No Conservative can feel happy about the end of ship-building at Portsmouth. This is the end of an 800-year era. When Philip Hammond announced the decision to the Commons yesterday, he admitted that it will be “a harsh blow” to the port.
All is not lost at Portsmouth: as Hammond went on to say, “Portsmouth will remain one of two home ports for the Navy’s surface fleet, and will continue to undertake the vital support and maintenance work that sustains our most complex warships, including the Type 45 destroyers and, of course, the aircraft carriers themselves. Indeed, with both carriers based in Portsmouth, the tonnage of naval vessels based in the port will be at its highest level since the early 1960s, sustaining a total of around 11,000 jobs in the dockyards and related activities.”
But the Clyde has won the battle to build our future warships. It is, however, clear that this victory is conditional on Scotland remaining part of the United Kingdom. One can see why supporters of Portsmouth feel aggrieved that the decision to give these orders to the Clyde has been affected by the wider consideration of the future of the Union between England and Scotland.
In his statement, Hammond mounted a successful business case for what he proposes to do.

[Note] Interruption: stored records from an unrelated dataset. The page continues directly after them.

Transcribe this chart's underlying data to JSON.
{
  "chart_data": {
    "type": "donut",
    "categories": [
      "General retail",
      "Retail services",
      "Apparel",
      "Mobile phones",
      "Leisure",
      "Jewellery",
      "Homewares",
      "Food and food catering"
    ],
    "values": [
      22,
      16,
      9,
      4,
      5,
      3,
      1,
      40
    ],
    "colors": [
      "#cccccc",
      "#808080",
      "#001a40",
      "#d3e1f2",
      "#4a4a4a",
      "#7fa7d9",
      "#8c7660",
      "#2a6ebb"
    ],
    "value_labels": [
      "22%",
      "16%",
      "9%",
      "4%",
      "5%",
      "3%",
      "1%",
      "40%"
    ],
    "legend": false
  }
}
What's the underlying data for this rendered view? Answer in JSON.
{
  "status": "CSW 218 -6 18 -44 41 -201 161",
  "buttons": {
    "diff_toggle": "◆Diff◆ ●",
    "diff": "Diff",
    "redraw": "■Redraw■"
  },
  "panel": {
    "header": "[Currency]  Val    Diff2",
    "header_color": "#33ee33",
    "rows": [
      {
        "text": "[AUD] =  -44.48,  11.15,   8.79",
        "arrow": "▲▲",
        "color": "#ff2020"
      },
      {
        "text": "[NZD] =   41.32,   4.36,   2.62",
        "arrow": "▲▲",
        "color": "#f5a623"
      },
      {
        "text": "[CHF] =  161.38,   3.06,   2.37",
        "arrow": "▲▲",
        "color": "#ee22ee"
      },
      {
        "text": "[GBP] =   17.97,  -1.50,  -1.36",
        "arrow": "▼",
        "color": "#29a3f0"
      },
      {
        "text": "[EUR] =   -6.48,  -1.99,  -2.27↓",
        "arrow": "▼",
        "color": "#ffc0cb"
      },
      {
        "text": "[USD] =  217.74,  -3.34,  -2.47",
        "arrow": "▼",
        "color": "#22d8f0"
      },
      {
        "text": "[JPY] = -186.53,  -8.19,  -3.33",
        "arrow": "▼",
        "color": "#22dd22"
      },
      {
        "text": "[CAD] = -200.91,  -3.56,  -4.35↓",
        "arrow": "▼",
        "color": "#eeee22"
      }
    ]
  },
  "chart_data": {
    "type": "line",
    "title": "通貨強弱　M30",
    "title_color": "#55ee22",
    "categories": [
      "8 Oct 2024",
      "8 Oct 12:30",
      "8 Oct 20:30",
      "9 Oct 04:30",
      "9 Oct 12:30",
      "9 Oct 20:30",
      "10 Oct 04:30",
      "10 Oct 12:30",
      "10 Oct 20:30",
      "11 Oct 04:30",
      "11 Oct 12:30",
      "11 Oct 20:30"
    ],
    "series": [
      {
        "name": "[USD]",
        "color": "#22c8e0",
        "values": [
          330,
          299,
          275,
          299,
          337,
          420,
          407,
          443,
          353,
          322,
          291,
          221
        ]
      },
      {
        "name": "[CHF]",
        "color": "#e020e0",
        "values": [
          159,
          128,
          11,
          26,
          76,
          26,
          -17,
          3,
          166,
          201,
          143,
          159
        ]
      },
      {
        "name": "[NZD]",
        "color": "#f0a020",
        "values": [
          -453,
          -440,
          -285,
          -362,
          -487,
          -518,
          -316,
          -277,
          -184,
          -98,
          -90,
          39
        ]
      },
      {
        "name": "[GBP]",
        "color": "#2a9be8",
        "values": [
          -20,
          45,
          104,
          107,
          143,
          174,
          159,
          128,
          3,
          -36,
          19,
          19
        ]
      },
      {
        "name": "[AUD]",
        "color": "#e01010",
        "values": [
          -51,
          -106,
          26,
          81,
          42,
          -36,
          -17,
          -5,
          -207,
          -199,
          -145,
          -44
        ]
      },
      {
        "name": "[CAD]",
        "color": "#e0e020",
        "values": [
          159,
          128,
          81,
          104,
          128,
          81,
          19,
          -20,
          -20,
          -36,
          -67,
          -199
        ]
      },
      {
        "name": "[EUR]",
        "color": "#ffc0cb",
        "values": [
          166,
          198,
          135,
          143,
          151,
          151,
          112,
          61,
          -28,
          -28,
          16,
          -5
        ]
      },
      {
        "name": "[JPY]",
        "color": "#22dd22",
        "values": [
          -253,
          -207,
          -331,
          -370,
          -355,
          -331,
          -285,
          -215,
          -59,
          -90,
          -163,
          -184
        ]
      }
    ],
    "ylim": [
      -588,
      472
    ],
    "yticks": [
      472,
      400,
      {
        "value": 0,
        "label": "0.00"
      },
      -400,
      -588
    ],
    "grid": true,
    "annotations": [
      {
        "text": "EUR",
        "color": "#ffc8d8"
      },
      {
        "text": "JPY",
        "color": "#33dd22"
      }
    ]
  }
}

He pointed out that Labour blundered in 2008 by placing an order for the aircraft carriers “before the ship had been designed…anybody who has ever tried to place a contract to build a house before the house has been designed will know that this is a licence to print money for the contractor”.

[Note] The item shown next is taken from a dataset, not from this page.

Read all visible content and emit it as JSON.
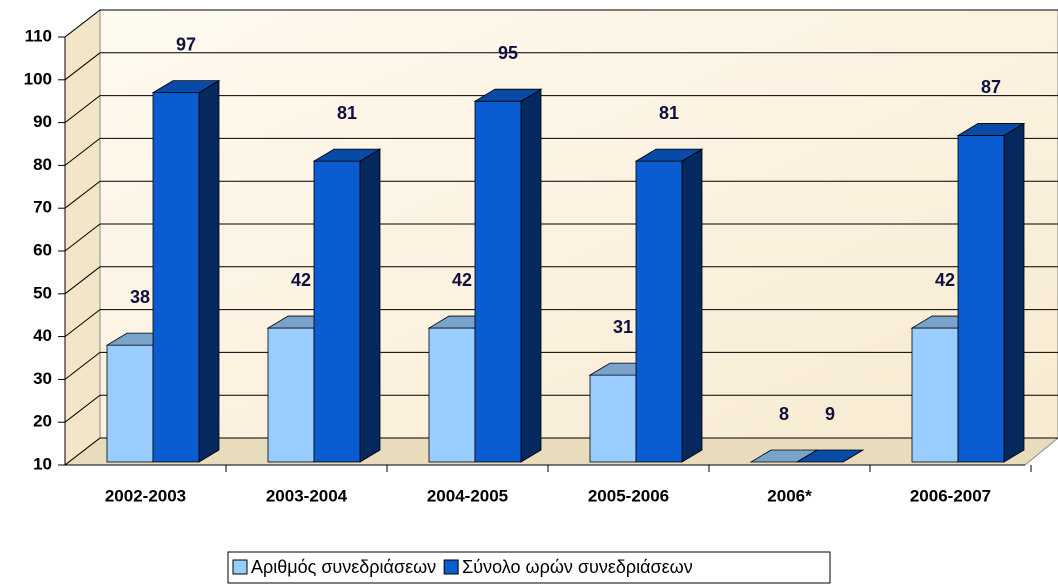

Before you order something, you have to work out exactly what you can afford: a simple truth which has often been avoided at the Ministry of Defence. Nor can one say that the tradition of ordering more than we can actually pay for is definitively at an end. We shall have to wait for the 2015 defence review to see whether the second aircraft carrier will be brought into service, or whether Portsmouth will have the privilege of preserving it in a mothballed state.
By maintaining ship-building on the Clyde, the Government has taken a decision which is defensible in business terms, and has avoided handing a pre-referendum gift to the Scottish National Party. But much hard work will be needed by Conservatives on the south coast of England in order to prevent the end of ship-building at Portsmouth becoming, as one correspondent in this morning’s Times calls it, “a gift to UKIP”.